FIG. 7 shows another form of envelope mailer and wherein the printed paper sheet 11 is folded into two sections to form a back panel 37 and a top panel 38. An adhesive tab 39 may be secured along an outer edge of either the front or rear panels to secure the panels together. There are many other ways to secure the panel together, and this is also well known in the art. The rear panel 37 would contain the detachable card 25. Again, the rear face 20 of the paper sheet 11 contains a personalized address 40 of an intended recipient. There are of course many other envelope configurations that can be achieved and many ways of forming an envelope integral with the mailer and it is within the ambit of the present invention to cover all these.

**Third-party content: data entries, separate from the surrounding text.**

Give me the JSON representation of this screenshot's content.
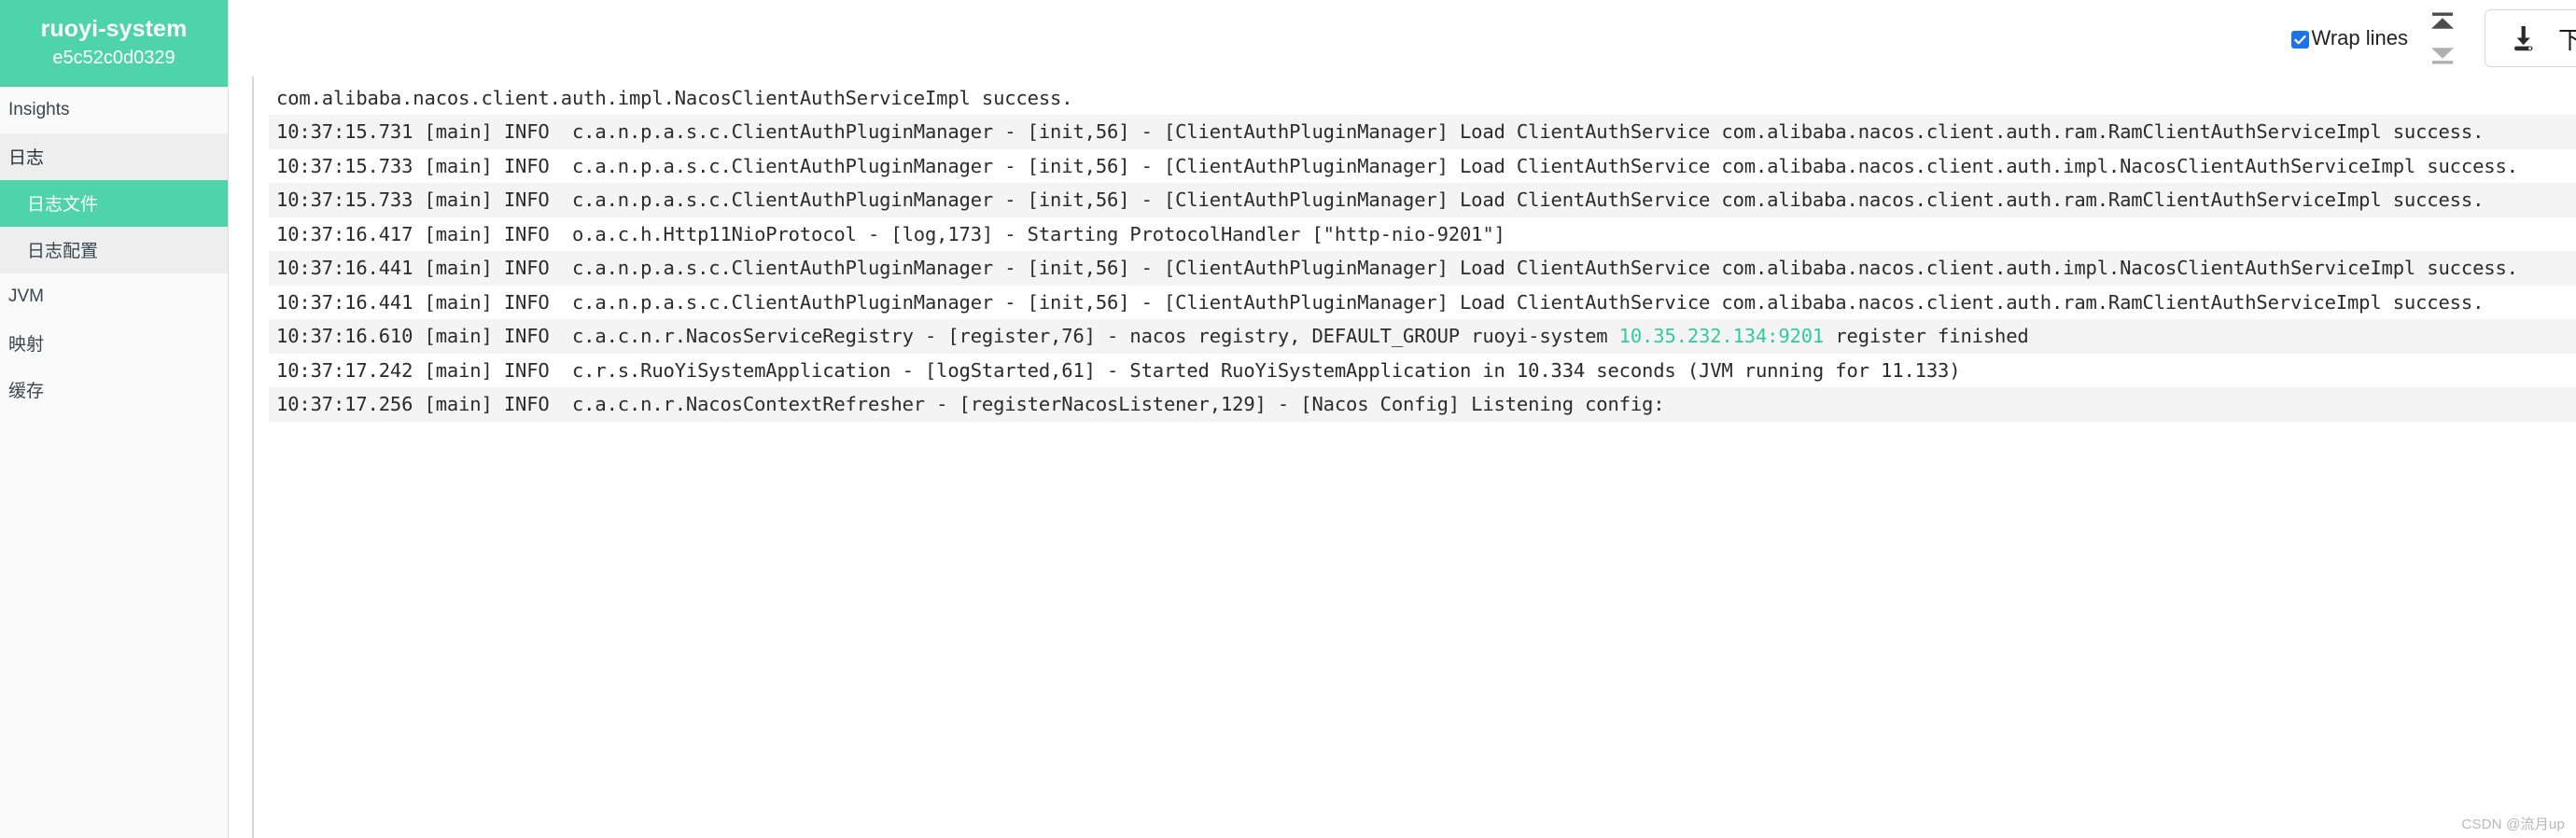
{
  "sidebar": {
    "app_title": "ruoyi-system",
    "instance_id": "e5c52c0d0329",
    "items": [
      {
        "label": "Insights",
        "level": 1,
        "state": "plain"
      },
      {
        "label": "日志",
        "level": 1,
        "state": "group"
      },
      {
        "label": "日志文件",
        "level": 2,
        "state": "selected"
      },
      {
        "label": "日志配置",
        "level": 2,
        "state": "subtle"
      },
      {
        "label": "JVM",
        "level": 1,
        "state": "plain"
      },
      {
        "label": "映射",
        "level": 1,
        "state": "plain"
      },
      {
        "label": "缓存",
        "level": 1,
        "state": "plain"
      }
    ]
  },
  "toolbar": {
    "wrap_lines_label": "Wrap lines",
    "wrap_lines_checked": true,
    "scroll_top_icon": "scroll-to-top-icon",
    "scroll_bottom_icon": "scroll-to-bottom-icon",
    "download_label": "下载",
    "download_icon": "download-icon"
  },
  "log": {
    "lines": [
      {
        "text": "10:37:15.731 [main] INFO  c.a.n.p.a.s.c.ClientAuthPluginManager - [init,56] - [ClientAuthPluginManager] Load ClientAuthService",
        "partial_top": true,
        "alt": false
      },
      {
        "text": "com.alibaba.nacos.client.auth.impl.NacosClientAuthServiceImpl success.",
        "alt": false
      },
      {
        "text": "10:37:15.731 [main] INFO  c.a.n.p.a.s.c.ClientAuthPluginManager - [init,56] - [ClientAuthPluginManager] Load ClientAuthService com.alibaba.nacos.client.auth.ram.RamClientAuthServiceImpl success.",
        "alt": true
      },
      {
        "text": "10:37:15.733 [main] INFO  c.a.n.p.a.s.c.ClientAuthPluginManager - [init,56] - [ClientAuthPluginManager] Load ClientAuthService com.alibaba.nacos.client.auth.impl.NacosClientAuthServiceImpl success.",
        "alt": false
      },
      {
        "text": "10:37:15.733 [main] INFO  c.a.n.p.a.s.c.ClientAuthPluginManager - [init,56] - [ClientAuthPluginManager] Load ClientAuthService com.alibaba.nacos.client.auth.ram.RamClientAuthServiceImpl success.",
        "alt": true
      },
      {
        "text": "10:37:16.417 [main] INFO  o.a.c.h.Http11NioProtocol - [log,173] - Starting ProtocolHandler [\"http-nio-9201\"]",
        "alt": false
      },
      {
        "text": "10:37:16.441 [main] INFO  c.a.n.p.a.s.c.ClientAuthPluginManager - [init,56] - [ClientAuthPluginManager] Load ClientAuthService com.alibaba.nacos.client.auth.impl.NacosClientAuthServiceImpl success.",
        "alt": true
      },
      {
        "text": "10:37:16.441 [main] INFO  c.a.n.p.a.s.c.ClientAuthPluginManager - [init,56] - [ClientAuthPluginManager] Load ClientAuthService com.alibaba.nacos.client.auth.ram.RamClientAuthServiceImpl success.",
        "alt": false
      },
      {
        "prefix": "10:37:16.610 [main] INFO  c.a.c.n.r.NacosServiceRegistry - [register,76] - nacos registry, DEFAULT_GROUP ruoyi-system ",
        "highlight": "10.35.232.134:9201",
        "suffix": " register finished",
        "alt": true
      },
      {
        "text": "10:37:17.242 [main] INFO  c.r.s.RuoYiSystemApplication - [logStarted,61] - Started RuoYiSystemApplication in 10.334 seconds (JVM running for 11.133)",
        "alt": false
      },
      {
        "text": "10:37:17.256 [main] INFO  c.a.c.n.r.NacosContextRefresher - [registerNacosListener,129] - [Nacos Config] Listening config:",
        "alt": true
      }
    ]
  },
  "watermark": "CSDN @流月up",
  "colors": {
    "brand_green": "#4ed4a8",
    "ip_highlight": "#2fcc9b",
    "checkbox_blue": "#1a73e8",
    "row_alt": "#f4f4f4"
  }
}
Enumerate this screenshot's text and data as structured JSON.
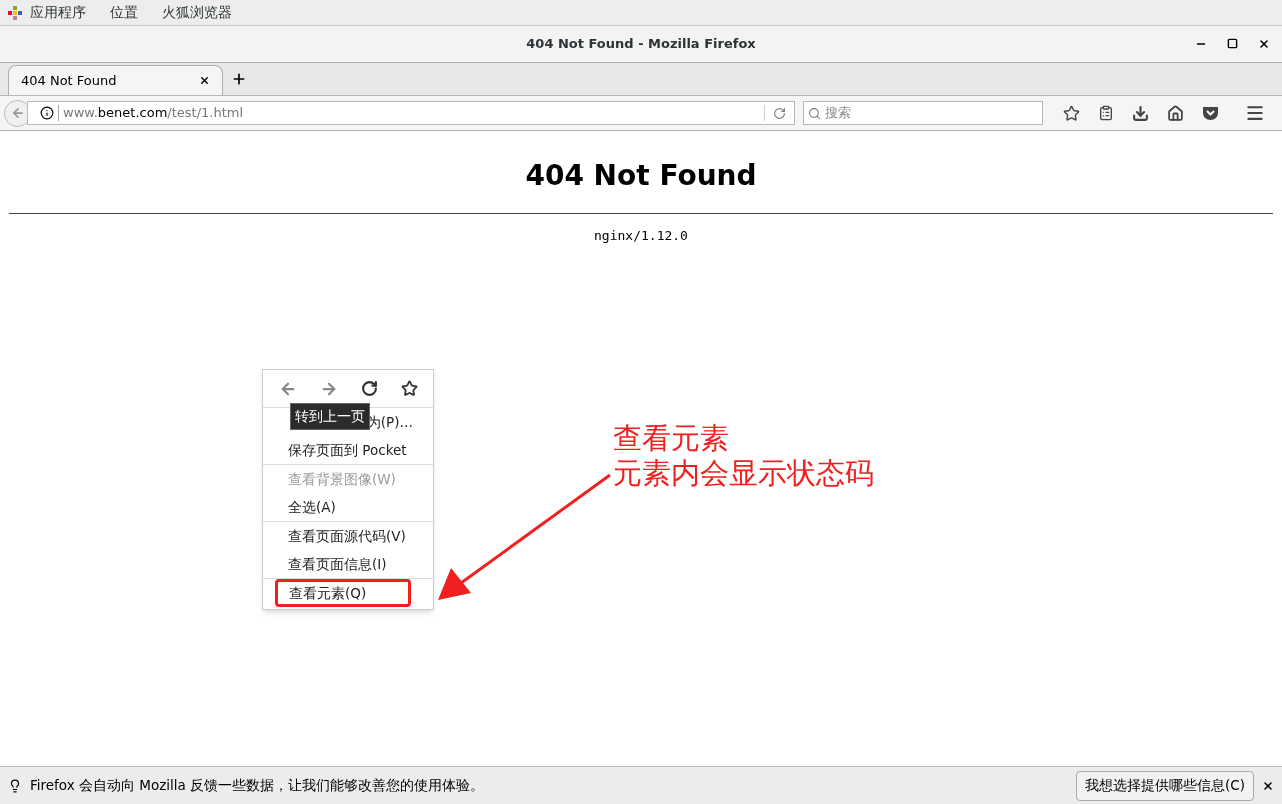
{
  "top_bar": {
    "menus": [
      "应用程序",
      "位置",
      "火狐浏览器"
    ]
  },
  "window": {
    "title": "404 Not Found - Mozilla Firefox"
  },
  "tabs": [
    {
      "label": "404 Not Found",
      "selected": true
    }
  ],
  "address_bar": {
    "prefix": "www.",
    "domain": "benet.com",
    "path": "/test/1.html"
  },
  "search": {
    "placeholder": "搜索"
  },
  "page": {
    "heading": "404 Not Found",
    "server": "nginx/1.12.0"
  },
  "context_menu": {
    "tooltip": "转到上一页",
    "items": [
      {
        "label": "为(P)…",
        "disabled": false,
        "separator_after": false,
        "highlighted": false
      },
      {
        "label": "保存页面到 Pocket",
        "disabled": false,
        "separator_after": true,
        "highlighted": false
      },
      {
        "label": "查看背景图像(W)",
        "disabled": true,
        "separator_after": false,
        "highlighted": false
      },
      {
        "label": "全选(A)",
        "disabled": false,
        "separator_after": true,
        "highlighted": false
      },
      {
        "label": "查看页面源代码(V)",
        "disabled": false,
        "separator_after": false,
        "highlighted": false
      },
      {
        "label": "查看页面信息(I)",
        "disabled": false,
        "separator_after": true,
        "highlighted": false
      },
      {
        "label": "查看元素(Q)",
        "disabled": false,
        "separator_after": false,
        "highlighted": true
      }
    ]
  },
  "annotation": {
    "lines": [
      "查看元素",
      "元素内会显示状态码"
    ]
  },
  "notification": {
    "text": "Firefox 会自动向 Mozilla 反馈一些数据，让我们能够改善您的使用体验。",
    "button": "我想选择提供哪些信息(C)"
  }
}
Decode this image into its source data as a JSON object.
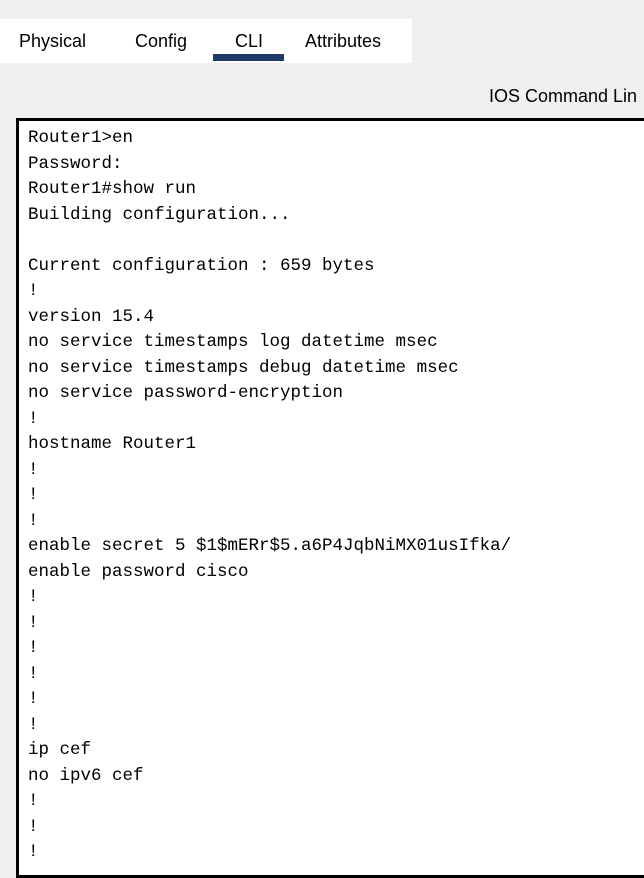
{
  "tabs": [
    {
      "label": "Physical",
      "active": false
    },
    {
      "label": "Config",
      "active": false
    },
    {
      "label": "CLI",
      "active": true
    },
    {
      "label": "Attributes",
      "active": false
    }
  ],
  "panel_title": "IOS Command Lin",
  "colors": {
    "active_tab_underline": "#1f3a68",
    "console_background": "#ffffff",
    "console_border": "#000000",
    "window_background": "#f0f0f0"
  },
  "console": {
    "lines": [
      "Router1>en",
      "Password:",
      "Router1#show run",
      "Building configuration...",
      "",
      "Current configuration : 659 bytes",
      "!",
      "version 15.4",
      "no service timestamps log datetime msec",
      "no service timestamps debug datetime msec",
      "no service password-encryption",
      "!",
      "hostname Router1",
      "!",
      "!",
      "!",
      "enable secret 5 $1$mERr$5.a6P4JqbNiMX01usIfka/",
      "enable password cisco",
      "!",
      "!",
      "!",
      "!",
      "!",
      "!",
      "ip cef",
      "no ipv6 cef",
      "!",
      "!",
      "!"
    ]
  }
}
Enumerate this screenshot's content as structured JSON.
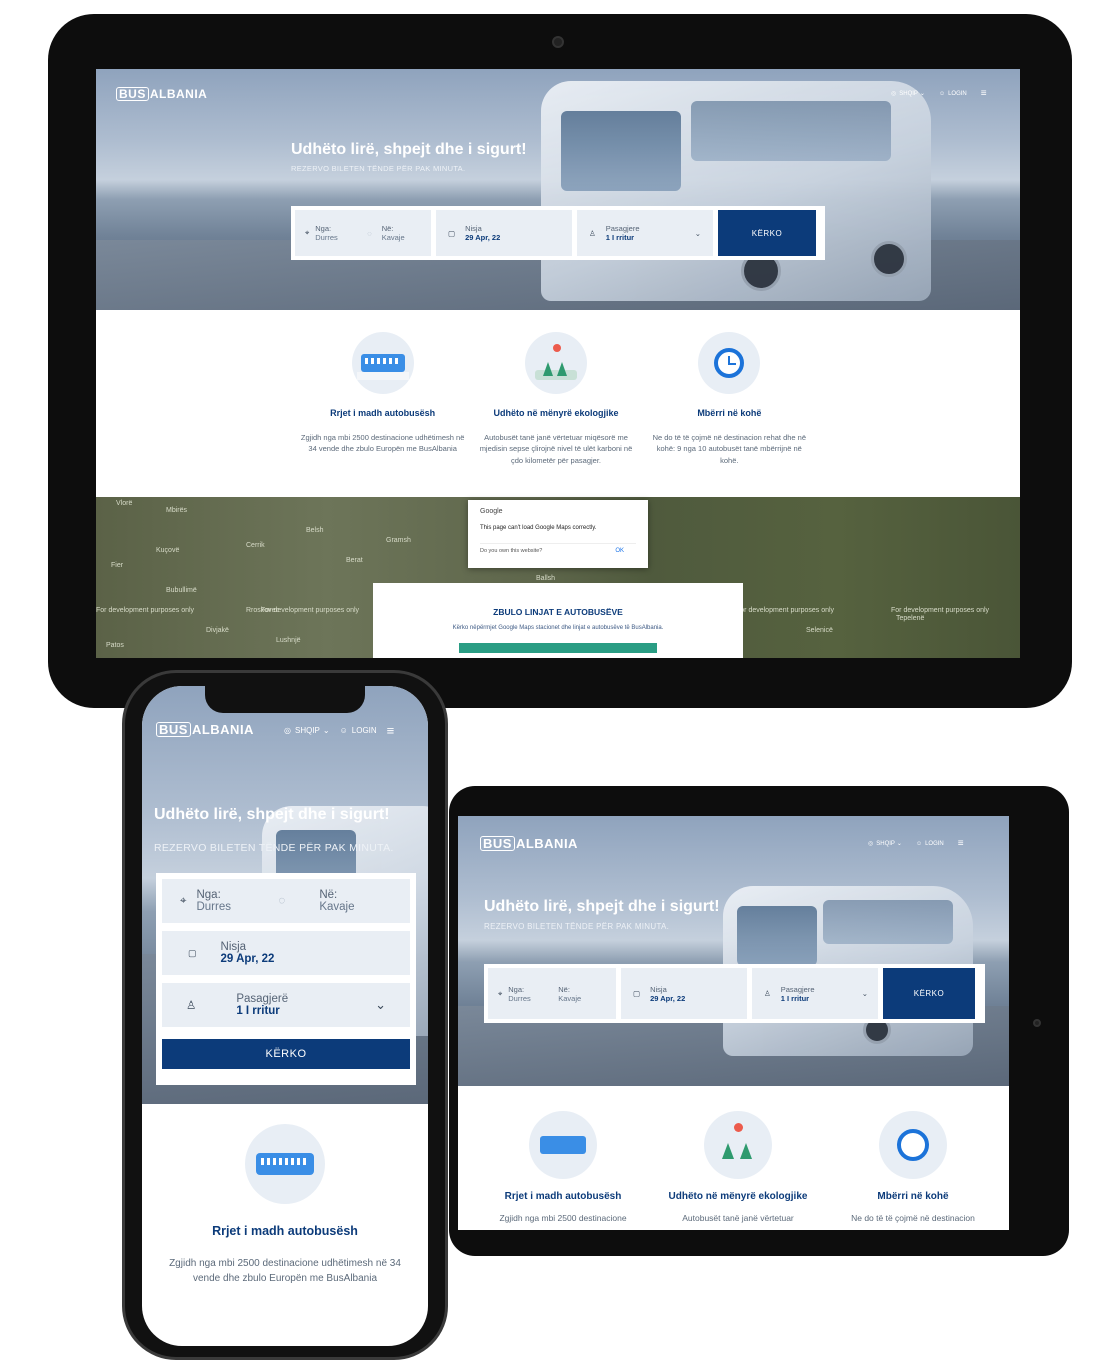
{
  "logo": {
    "box": "BUS",
    "text": "ALBANIA"
  },
  "nav": {
    "language": "SHQIP",
    "login": "LOGIN"
  },
  "hero": {
    "title": "Udhëto lirë, shpejt dhe i sigurt!",
    "subtitle": "REZERVO BILETEN TËNDE PËR PAK MINUTA."
  },
  "search": {
    "from_label": "Nga:",
    "from_value": "Durres",
    "to_label": "Në:",
    "to_value": "Kavaje",
    "date_label": "Nisja",
    "date_value": "29 Apr, 22",
    "pass_label_desktop": "Pasagjere",
    "pass_label_mobile": "Pasagjerë",
    "pass_value": "1 I rritur",
    "button": "KËRKO"
  },
  "features": [
    {
      "title": "Rrjet i madh autobusësh",
      "text": "Zgjidh nga mbi 2500 destinacione udhëtimesh në 34 vende dhe zbulo Europën me BusAlbania",
      "icon": "bus-icon"
    },
    {
      "title": "Udhëto në mënyrë ekologjike",
      "text": "Autobusët tanë janë vërtetuar miqësorë me mjedisin sepse çlirojnë nivel të ulët karboni në çdo kilometër për pasagjer.",
      "icon": "eco-trees-icon"
    },
    {
      "title": "Mbërri në kohë",
      "text": "Ne do të të çojmë në destinacion rehat dhe në kohë: 9 nga 10 autobusët tanë mbërrijnë në kohë.",
      "icon": "clock-icon"
    }
  ],
  "tablet_features": [
    {
      "title": "Rrjet i madh autobusësh",
      "text": "Zgjidh nga mbi 2500 destinacione"
    },
    {
      "title": "Udhëto në mënyrë ekologjike",
      "text": "Autobusët tanë janë vërtetuar"
    },
    {
      "title": "Mbërri në kohë",
      "text": "Ne do të të çojmë në destinacion"
    }
  ],
  "phone_feature": {
    "title": "Rrjet i madh autobusësh",
    "text": "Zgjidh nga mbi 2500 destinacione udhëtimesh në 34 vende dhe zbulo Europën me BusAlbania"
  },
  "map": {
    "dialog_title": "Google",
    "dialog_message": "This page can't load Google Maps correctly.",
    "dialog_question": "Do you own this website?",
    "dialog_ok": "OK",
    "watermark": "For development purposes only",
    "places": [
      "Vlorë",
      "Mbirës",
      "Cerrik",
      "Belsh",
      "Gramsh",
      "Kuçovë",
      "Berat",
      "Fier",
      "Bubullimë",
      "Rroskovec",
      "Divjakë",
      "Lushnjë",
      "Patos",
      "Ballsh",
      "Selenicë",
      "Tepelenë"
    ]
  },
  "explore": {
    "title": "ZBULO LINJAT E AUTOBUSËVE",
    "text": "Kërko nëpërmjet Google Maps stacionet dhe linjat e autobusëve të BusAlbania."
  },
  "colors": {
    "brand_blue": "#0c3b7a",
    "field_bg": "#e9eef4",
    "accent_green": "#2a9d84"
  }
}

Briefly summarizing the method of manufacturing of the carrier sheet, it consists of printing at least the front face of the paper sheet with information matter at predetermined locations and also printing card information in the card area 14. The polyfilm patch and the thin flexible magnet patch may be applied by the same machine in a single run of the film sheet or may be done at separate stages or in separate machines. The die-cutting is then effected in the manner as above-described. You now have a mailer with an integrated card having a magnet backing and this mailer can be sent to intended recipients in envelopes. On the other hand, the mailer can be fed through a high-speed computer control laser printing machine (not shown, but obvious to a person skilled in the art) where the paper sheet can be personalized to a recipient, folded into two or more panels and also adhesively secured with a stamp printed thereon ready for mailing. As above-described, in order to greatly prolong the use of the cutting die, and also to provide good retention of the die-cut card for processing in a high-speed printer, it is preferable that the die-cut only extends partly into the patch of magnet material to form a burstable region in the uncut region of the magnet material along the die-cut. This prevents wear on the tip of the knife when passing through the material and striking a hard backing surface. By pushing the card out of the paper form, the magnet material will burst along the die-cut to create a clean, sharp cut along the outer edges of the card.
It is within the ambit of the present invention to cover any obvious modifications of the preferred embodiment described herein provided such modifications fall within the scope of the appended claims.